Some time later, Irene and Thomas appear at court for their divorce, but no sooner that their marriage has been dissolved, they rediscover their feelings for each other and decide to get married again.

==Cast==
- Gustav Diessl as Dr. Thomas Beck
- Brigitte Helm as Irene Beck
- Hertha von Walther as Liane
- Jack Trevor as Walter Frank
- Fritz Odemar as Councillor Möller
- Nico Turoff as Sam Taylor
- Ilse Bachmann as Anita Haldern
- Richard Sora as André
- Peter Leschka as Robert
- Irm Cherry as Daisy
- Irma Green as Gina
- Tita Christescu as maid
- Jimmy Lygelt as second boxer

==Production==
The Devious Path was produced by Berlin-based company Erda Film for Universal Pictures. The film's sets were designed by the art directors Otto Erdmann and Hans Sohnle.

==Release and legacy==
The Devious Path premiered in Hamburg on 10 August 1928 and in Berlin on 5 September 1928.

In 1998, a restored version of the film was compiled from an incomplete German film negative and an incomplete print with French intertitles.

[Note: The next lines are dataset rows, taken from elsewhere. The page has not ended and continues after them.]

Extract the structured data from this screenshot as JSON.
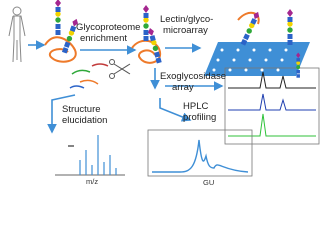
{
  "labels": {
    "enrichment": [
      "Glycoproteome",
      "enrichment"
    ],
    "microarray": [
      "Lectin/glyco-",
      "microarray"
    ],
    "exoglycosidase": [
      "Exoglycosidase",
      "array"
    ],
    "structure": [
      "Structure",
      "elucidation"
    ],
    "hplc": [
      "HPLC",
      "profiling"
    ],
    "ms_axis": "m/z",
    "hplc_axis": "GU"
  }
}
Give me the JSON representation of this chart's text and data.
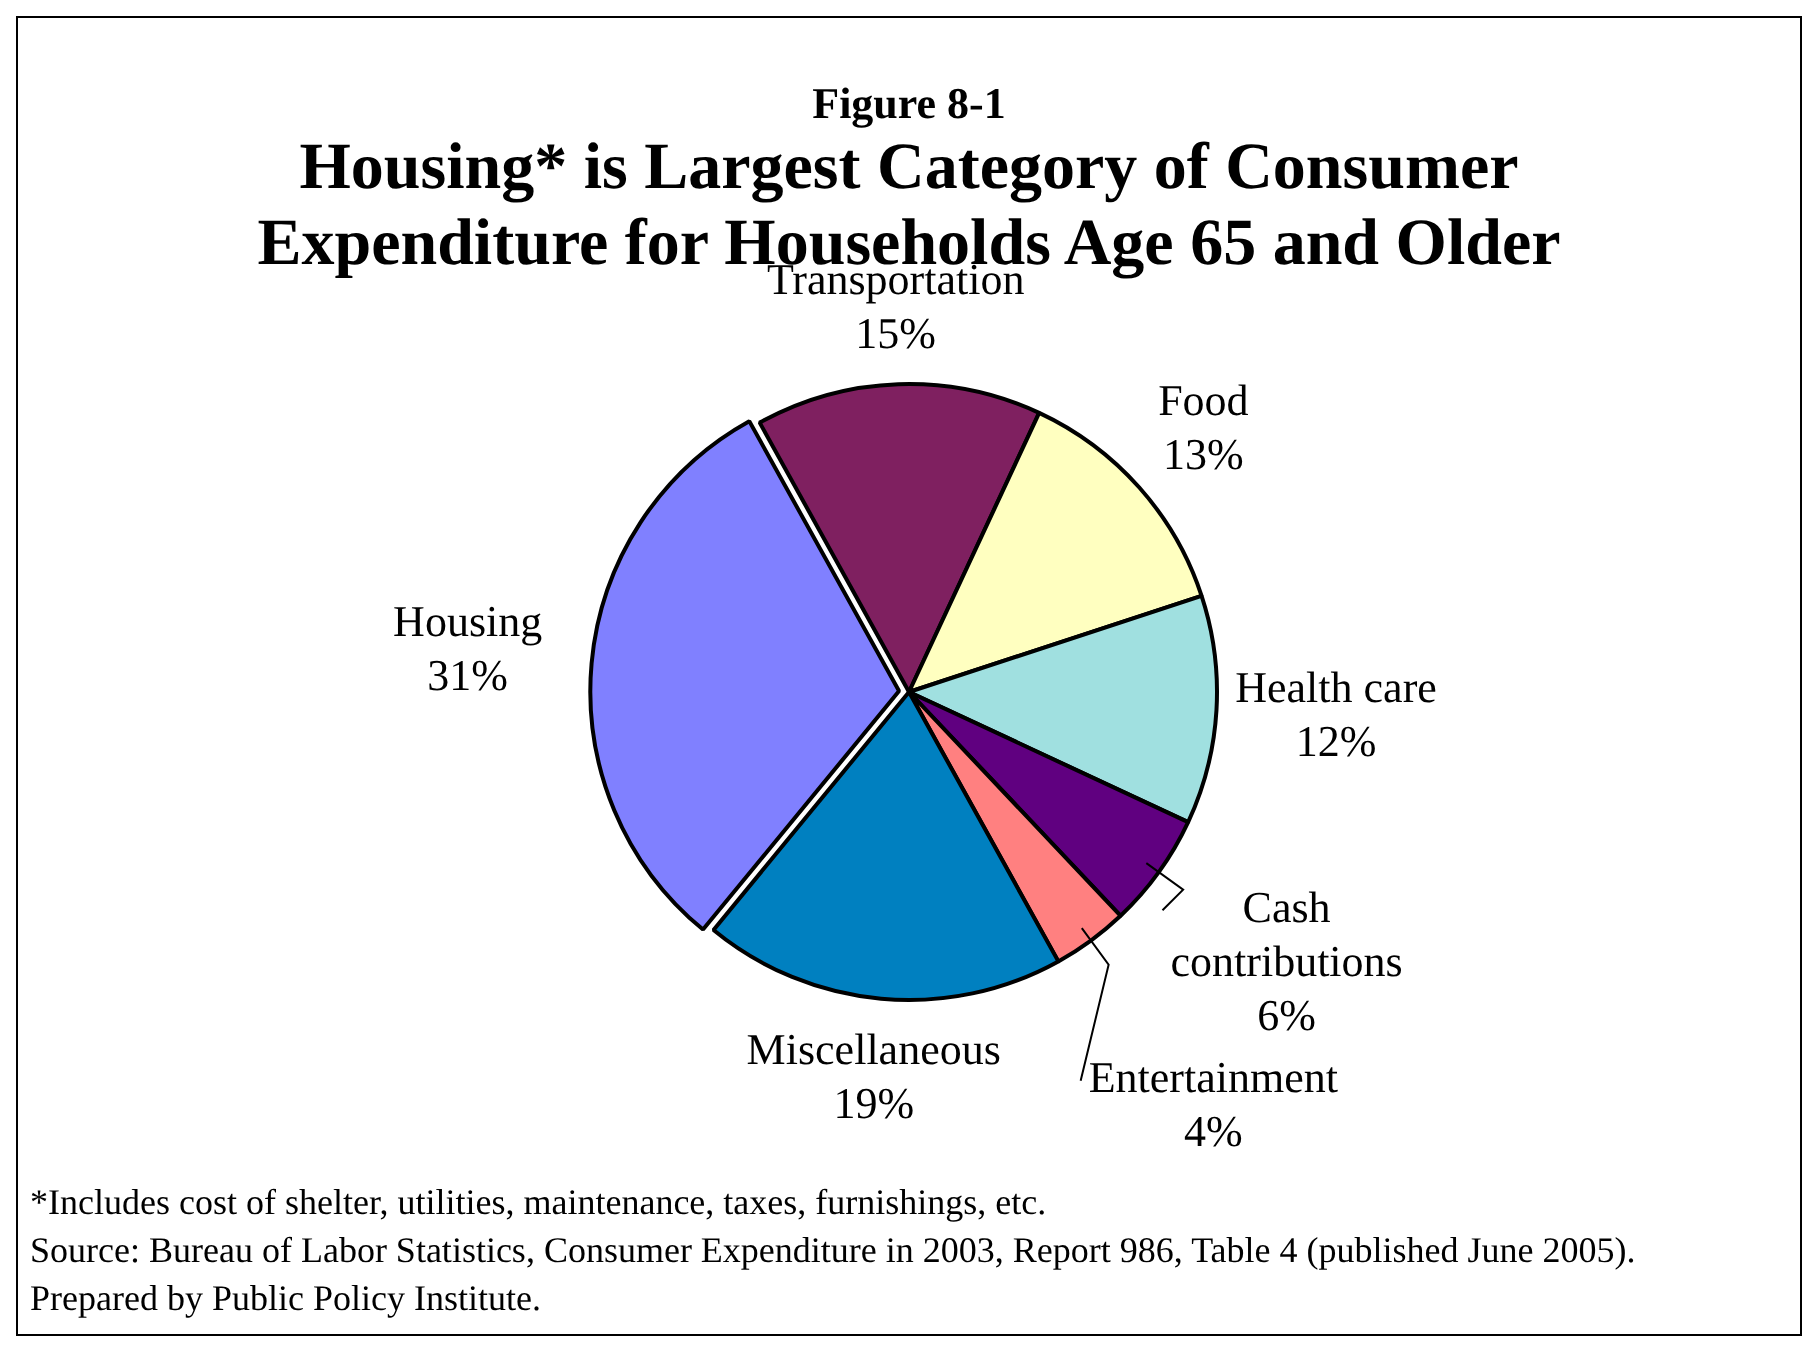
{
  "chart_data": {
    "type": "pie",
    "subtitle": "Figure 8-1",
    "title": "Housing* is Largest Category of Consumer Expenditure for Households Age 65 and Older",
    "categories": [
      "Transportation",
      "Food",
      "Health care",
      "Cash contributions",
      "Entertainment",
      "Miscellaneous",
      "Housing"
    ],
    "values": [
      15,
      13,
      12,
      6,
      4,
      19,
      31
    ],
    "value_labels": [
      "15%",
      "13%",
      "12%",
      "6%",
      "4%",
      "19%",
      "31%"
    ],
    "colors": [
      "#7f2060",
      "#ffffc0",
      "#a0e0e0",
      "#600080",
      "#ff8080",
      "#0080c0",
      "#8080ff"
    ],
    "legend": false,
    "annotations": [
      "*Includes cost of shelter, utilities, maintenance, taxes, furnishings, etc.",
      "Source: Bureau of Labor Statistics, Consumer Expenditure in 2003, Report 986, Table 4 (published June 2005).",
      "Prepared by Public Policy Institute."
    ]
  }
}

This version premiered on Arte TV on 10 June 1999.

==Reception==
In his 1947 study From Caligari to Hitler, film historian Siegfried Kracauer rated The Devious Path as "negligible if it were not for the nightclub scenes in which Pabst manages to evoke the impression that his characters are as they are because of the emptiness of the world they inhabit". Commenting on the film's restoration, the Filmdienst called Pabst's film a chamber play which "clear-sightedly reflects its characters' hollow rituals" and has remained "remarkably timeless" in its handling of subject and form.